Fig. 7 illustrates the summary of simulation results of the works of Refs. [13, 14] and this work, for showing the performance improvement of the sense amplifier in terms of the read time. The relative simulation conditions are: slow corner, $T=125$ ℃, and bit-line parasitic capacitance $C_{\rm BL}=0.3$ pF. In addition, taking into account the cell current spread due to process variation and cycling operation, the erased cell current is set to 16 $\mu$A, and the programmed cell current is set to 2 $\mu$A. From Fig. 6, it can be seen that the performance of the proposed solution in the paper is significantly improved, compared with other literal works according to read speed.

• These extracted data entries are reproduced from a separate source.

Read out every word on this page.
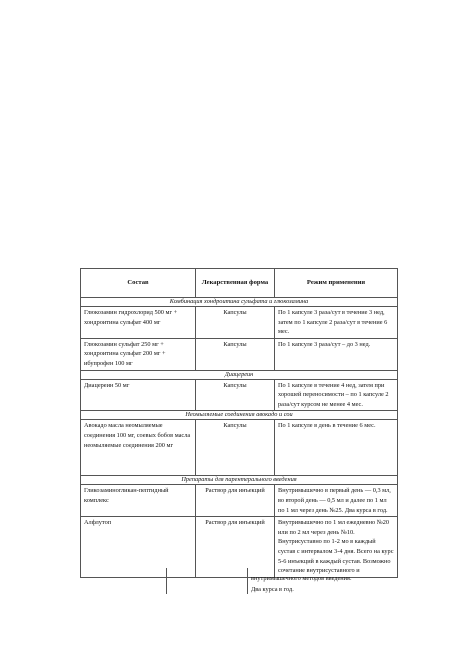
Состав	Лекарственная форма	Режим применения
Комбинация хондроитина сульфата и глюкозамина		
Глюкозамин гидрохлорид 500 мг + хондроитина сульфат 400 мг	Капсулы	По 1 капсуле 3 раза/сут в течение 3 нед, затем по 1 капсуле 2 раза/сут в течение 6 мес.
Глюкозамин сульфат 250 мг + хондроитина сульфат 200 мг + ибупрофен 100 мг	Капсулы	По 1 капсуле 3 раза/сут – до 3 нед.
Диацереин		
Диацереин 50 мг	Капсулы	По 1 капсуле в течение 4 нед, затем при хорошей переносимости – по 1 капсуле 2 раза/сут курсом не менее 4 мес.
Неомыляемые соединения авокадо и сои		
Авокадо масла неомыляемые соединения 100 мг, соевых бобов масла неомыляемые соединения 200 мг	Капсулы	По 1 капсуле в день в течение 6 мес.
Препараты для парентерального введения		
Гликозаминогликан-пептидный комплекс	Раствор для инъекций	Внутримышечно в первый день — 0,3 мл, во второй день — 0,5 мл и далее по 1 мл по 1 мл через день №25. Два курса в год.
Алфлутоп	Раствор для инъекций	Внутримышечно по 1 мл ежедневно №20 или по 2 мл через день №10. Внутрисуставно по 1-2 мо в каждый сустав с интервалом 3-4 дня. Всего на курс 5-6 инъекций в каждый сустав. Возможно сочетание внутрисуставного и
внутримышечного методов введения.
Два курса в год.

In addition, it is also seen that the read time is sensitive to the power supply for all works illustrated. What is more, the read time decreases with rising of power supply.

The chip microphotograph of the flash with the proposed sense amplifier is shown in Fig. 8 (at the top of the next page), and the sense amplifier takes up an area of about 390 $\mu$m². Relative experimental results are plotted in Fig. 9 called a Shmoo plot. The Shmoo plot shows the access time over a range of voltages. The test is operated in the die from slow wafer at 125℃. it can be seen that the access time at voltage of 1.2 V is $64 \times (148-125)/101=14.7$ ns, and the access time at voltage of 1.5 V is $54 \times (148-125)/101=12.3$ ns. These test results are very close to the simulation results.

5. Conclusion

A new low-voltage sense amplifier for flash memory has been presented in this paper. The low-voltage reference current generator based on two-stage amplifier and the dummy bit-line without pull-down current for global reference voltage, are employed to realize low-voltage and low-power performance. Obviously, the read time is enhanced much in accordance with the simulation results.